EXCERPT: We assessed the best available scientific and commercial information regarding threats faced by the ashy storm-petrel. We reviewed numerous information sources including literature cited in the petition, information in our files, and information submitted to us following our 90–day petition finding (73 FR 28080; May 15, 2008) related to potential threats to the ashy storm-petrel (climate change, ocean acidification, sea level rise, predation, light attraction, contamination by chlorinated hydrocarbons, and plastic pollution) on ashy storm-petrels and the California Current marine environment.  
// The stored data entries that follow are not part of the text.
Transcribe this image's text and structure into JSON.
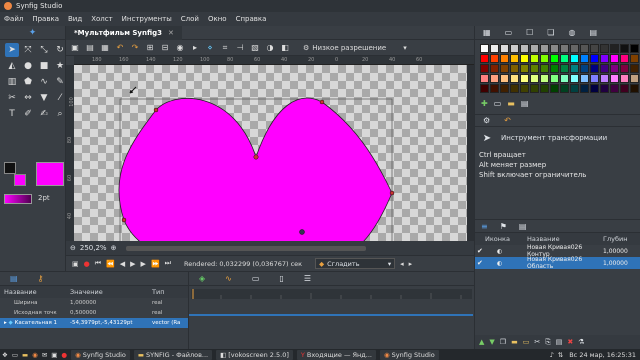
{
  "window": {
    "title": "Synfig Studio"
  },
  "menu": [
    "Файл",
    "Правка",
    "Вид",
    "Холст",
    "Инструменты",
    "Слой",
    "Окно",
    "Справка"
  ],
  "document_tab": {
    "label": "*Мультфильм Synfig3"
  },
  "canvas_toolbar": {
    "quality_label": "Низкое разрешение"
  },
  "zoom": {
    "value": "250,2%"
  },
  "status": {
    "rendered": "Rendered: 0,032299 (0,036767) сек"
  },
  "interpolation": {
    "label": "Сгладить"
  },
  "toolbox": {
    "bline_width": "2pt"
  },
  "colors": {
    "outline": "#111111",
    "fill": "#ff00ff",
    "accent": "#2f73b8"
  },
  "ruler": {
    "h_labels": [
      "180",
      "160",
      "140",
      "120",
      "100",
      "80",
      "60",
      "40",
      "20",
      "0",
      "20",
      "40",
      "60"
    ],
    "v_labels": [
      "100",
      "80",
      "60",
      "40"
    ]
  },
  "tool_info": {
    "title": "Инструмент трансформации",
    "lines": [
      "Ctrl вращает",
      "Alt меняет размер",
      "Shift включает ограничитель"
    ]
  },
  "params": {
    "headers": {
      "name": "Название",
      "value": "Значение",
      "type": "Тип"
    },
    "rows": [
      {
        "name": "Ширина",
        "value": "1,000000",
        "type": "real"
      },
      {
        "name": "Исходная точк",
        "value": "0,500000",
        "type": "real"
      },
      {
        "name": "Касательная 1",
        "value": "-54,3979pt,-5,43129pt",
        "type": "vector (Ra"
      }
    ]
  },
  "layers": {
    "headers": {
      "icon": "Иконка",
      "name": "Название",
      "depth": "Глубин"
    },
    "rows": [
      {
        "name": "Новая Кривая026 Контур",
        "value": "1,00000"
      },
      {
        "name": "Новая Кривая026 Область",
        "value": "1,00000"
      }
    ]
  },
  "palette": [
    "#ffffff",
    "#eeeeee",
    "#dddddd",
    "#cccccc",
    "#bbbbbb",
    "#aaaaaa",
    "#999999",
    "#888888",
    "#777777",
    "#666666",
    "#555555",
    "#444444",
    "#333333",
    "#222222",
    "#111111",
    "#000000",
    "#ff0000",
    "#ff4000",
    "#ff8000",
    "#ffbf00",
    "#ffff00",
    "#bfff00",
    "#80ff00",
    "#00ff00",
    "#00ff80",
    "#00ffff",
    "#0080ff",
    "#0000ff",
    "#8000ff",
    "#ff00ff",
    "#ff0080",
    "#804000",
    "#800000",
    "#802000",
    "#804000",
    "#806000",
    "#808000",
    "#608000",
    "#408000",
    "#008000",
    "#008040",
    "#008080",
    "#004080",
    "#000080",
    "#400080",
    "#800080",
    "#800040",
    "#402000",
    "#ff8080",
    "#ffa080",
    "#ffc080",
    "#ffe080",
    "#ffff80",
    "#e0ff80",
    "#c0ff80",
    "#80ff80",
    "#80ffc0",
    "#80ffff",
    "#80c0ff",
    "#8080ff",
    "#c080ff",
    "#ff80ff",
    "#ff80c0",
    "#c0a080",
    "#400000",
    "#401000",
    "#402000",
    "#403000",
    "#404000",
    "#304000",
    "#204000",
    "#004000",
    "#004020",
    "#004040",
    "#002040",
    "#000040",
    "#200040",
    "#400040",
    "#400020",
    "#201000"
  ],
  "taskbar": {
    "items": [
      "Synfig Studio",
      "SYNFIG - Файлов...",
      "[vokoscreen 2.5.0]",
      "Входящие — Янд...",
      "Synfig Studio"
    ],
    "clock": "Вс 24 мар, 16:25:31"
  }
}
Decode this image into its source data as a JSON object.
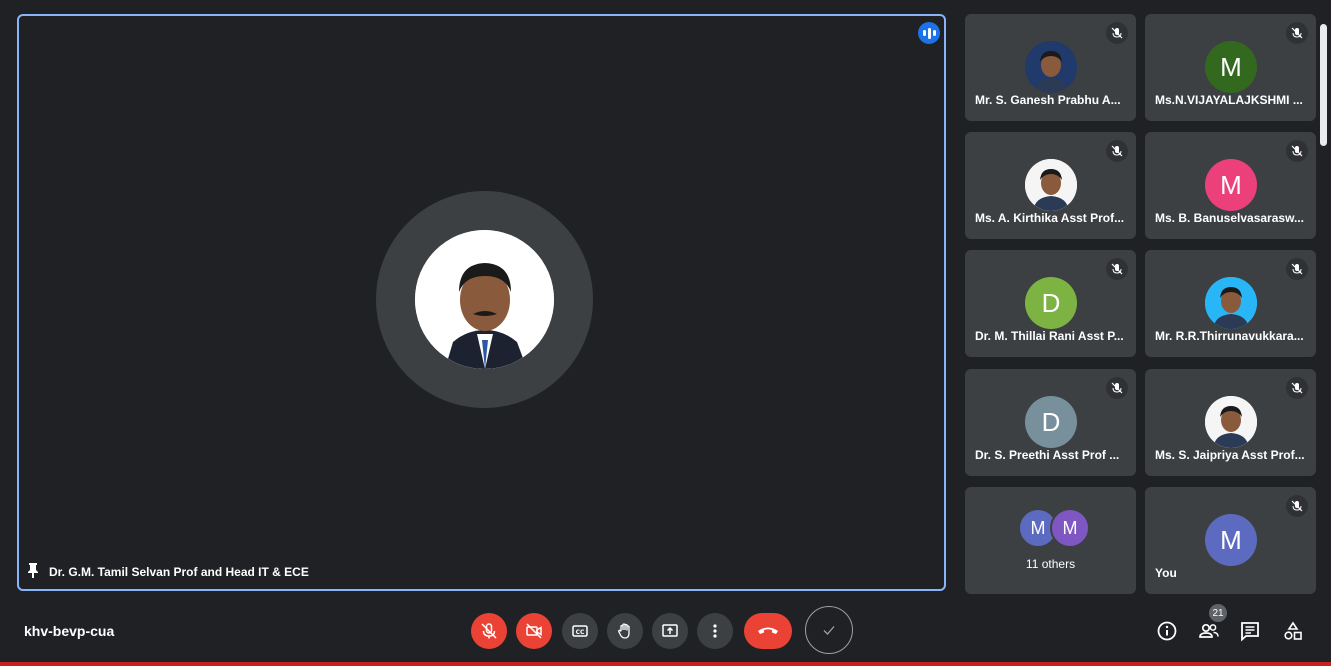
{
  "main_speaker": {
    "name": "Dr. G.M. Tamil Selvan Prof and Head IT & ECE"
  },
  "participants": [
    {
      "name": "Mr. S. Ganesh Prabhu A...",
      "initial": "",
      "avatar_color": "#1f3a6b",
      "photo": true
    },
    {
      "name": "Ms.N.VIJAYALAJKSHMI ...",
      "initial": "M",
      "avatar_color": "#33691e",
      "photo": false
    },
    {
      "name": "Ms. A. Kirthika Asst Prof...",
      "initial": "",
      "avatar_color": "#f5f5f5",
      "photo": true
    },
    {
      "name": "Ms. B. Banuselvasarasw...",
      "initial": "M",
      "avatar_color": "#ec407a",
      "photo": false
    },
    {
      "name": "Dr. M. Thillai Rani Asst P...",
      "initial": "D",
      "avatar_color": "#7cb342",
      "photo": false
    },
    {
      "name": "Mr. R.R.Thirrunavukkara...",
      "initial": "",
      "avatar_color": "#29b6f6",
      "photo": true
    },
    {
      "name": "Dr. S. Preethi Asst Prof ...",
      "initial": "D",
      "avatar_color": "#78909c",
      "photo": false
    },
    {
      "name": "Ms. S. Jaipriya Asst Prof...",
      "initial": "",
      "avatar_color": "#f5f5f5",
      "photo": true
    }
  ],
  "others_tile": {
    "label": "11 others",
    "avatars": [
      {
        "initial": "M",
        "color": "#5c6bc0"
      },
      {
        "initial": "M",
        "color": "#7e57c2"
      }
    ]
  },
  "self_tile": {
    "name": "You",
    "initial": "M",
    "avatar_color": "#5c6bc0"
  },
  "bottom_bar": {
    "meeting_code": "khv-bevp-cua",
    "participant_count": "21"
  },
  "controls": [
    {
      "icon": "mic-off-icon",
      "state": "off"
    },
    {
      "icon": "camera-off-icon",
      "state": "off"
    },
    {
      "icon": "captions-icon"
    },
    {
      "icon": "raise-hand-icon"
    },
    {
      "icon": "present-screen-icon"
    },
    {
      "icon": "more-options-icon"
    },
    {
      "icon": "hang-up-icon"
    },
    {
      "icon": "checkmark-icon"
    }
  ],
  "right_controls": [
    {
      "icon": "info-icon"
    },
    {
      "icon": "people-icon"
    },
    {
      "icon": "chat-icon"
    },
    {
      "icon": "activities-icon"
    }
  ],
  "colors": {
    "background": "#202124",
    "tile": "#3c4043",
    "active_border": "#8ab4f8",
    "danger": "#ea4335",
    "speaking": "#1a73e8"
  }
}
KEITHINKING: FWS offers a systematic analysis of each of the five listing factors (Factor A: The Present or Threatened Destruction, Modification, or Curtailment of the Species’ Habitat or Range; Factor B: Overutilization for Commercial, Recreational, Scientific, or
Educational Purposes; Factor C: Disease or Predation; Factor D: Inadequacy of Existing Regulatory Mechanisms; and Factor E: Other Natural or Manmade Factors Affecting the Continued Existence of the Species) but found no significant threats under any of the five categories.  FWS also undertook a significant portion of the range analysis.